Explicit Bounds for $L$-Functions on the Edge of the Critical Strip

TL;DR

This paper establishes explicit bounds for the values of certain $L$-functions at 1, assuming GRH and Ramanujan-Petersson, extending previous work and improving classical bounds related to the analytic conductor.

Contribution

It generalizes existing bounds for $L$-functions at 1 to a broad class including automorphic forms on $GL(n)$ under GRH and Ramanujan-Petersson assumptions.

Findings

Derived explicit bounds for $L(1,f)$ under GRH and Ramanujan-Petersson.

Extended bounds to automorphic $L$-functions on $GL(n)$.

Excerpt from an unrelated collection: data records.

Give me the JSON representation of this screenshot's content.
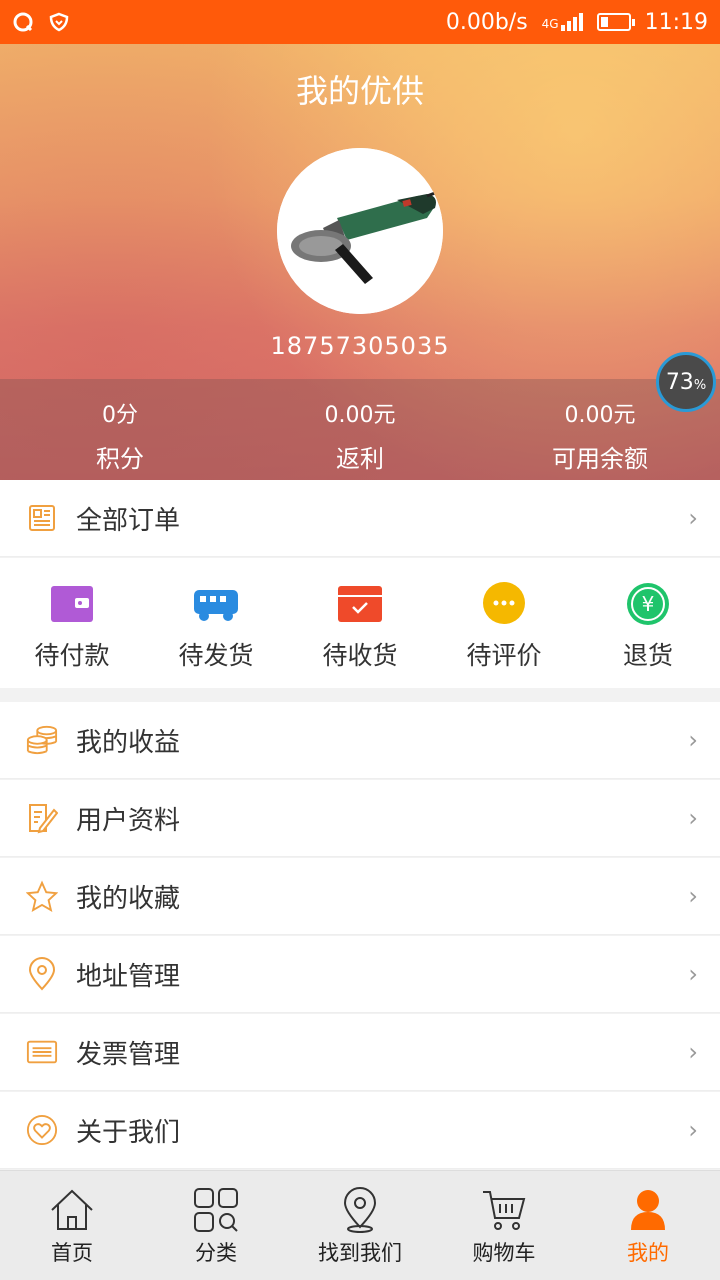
{
  "status_bar": {
    "net_speed": "0.00b/s",
    "network": "4G",
    "time": "11:19",
    "battery_level": 0.3
  },
  "header": {
    "title": "我的优供",
    "phone": "18757305035",
    "stats": [
      {
        "value": "0分",
        "label": "积分"
      },
      {
        "value": "0.00元",
        "label": "返利"
      },
      {
        "value": "0.00元",
        "label": "可用余额"
      }
    ],
    "progress": {
      "value": "73",
      "unit": "%"
    }
  },
  "all_orders": {
    "label": "全部订单"
  },
  "order_status": [
    {
      "label": "待付款",
      "icon": "wallet-icon",
      "color": "#b05ad6"
    },
    {
      "label": "待发货",
      "icon": "truck-icon",
      "color": "#2a8be0"
    },
    {
      "label": "待收货",
      "icon": "box-icon",
      "color": "#ef4a2a"
    },
    {
      "label": "待评价",
      "icon": "chat-icon",
      "color": "#f5b800"
    },
    {
      "label": "退货",
      "icon": "yen-icon",
      "color": "#1fc46b"
    }
  ],
  "menu": [
    {
      "label": "我的收益",
      "icon": "coins-icon"
    },
    {
      "label": "用户资料",
      "icon": "edit-document-icon"
    },
    {
      "label": "我的收藏",
      "icon": "star-icon"
    },
    {
      "label": "地址管理",
      "icon": "location-pin-icon"
    },
    {
      "label": "发票管理",
      "icon": "invoice-icon"
    },
    {
      "label": "关于我们",
      "icon": "heart-icon"
    }
  ],
  "bottom_nav": [
    {
      "label": "首页",
      "icon": "home-icon"
    },
    {
      "label": "分类",
      "icon": "grid-icon"
    },
    {
      "label": "找到我们",
      "icon": "location-pin-icon"
    },
    {
      "label": "购物车",
      "icon": "cart-icon"
    },
    {
      "label": "我的",
      "icon": "user-icon"
    }
  ],
  "colors": {
    "accent": "#ff6a00",
    "status_bar": "#ff5a0a",
    "icon_outline": "#f0a040"
  }
}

Improved classical bounds involving the analytic conductor.

Abstract

Assuming GRH and the Ramanujan-Petersson conjecture we prove explicit bounds for $L(1,f)$ for a large class of $L$-functions $L(s,f)$, which includes $L$-functions attached to automorphic cuspidal forms on $GL(n)$. The proof generalizes work of Lamzouri, Li and Soundararajan. Furthermore, the main results improve the classical bounds of Littlewood \[(1+o(1))\left(\frac{12e^{\gamma}}{\pi^2}\log\log C(f)\right)^{-d} \leq |L(1,f)|\leq (1+o(1))\Big(2e^{\gamma}\log\log C(f)\Big)^d,\] where $C(f)$ is the analytic conductor of $L(s,f)$.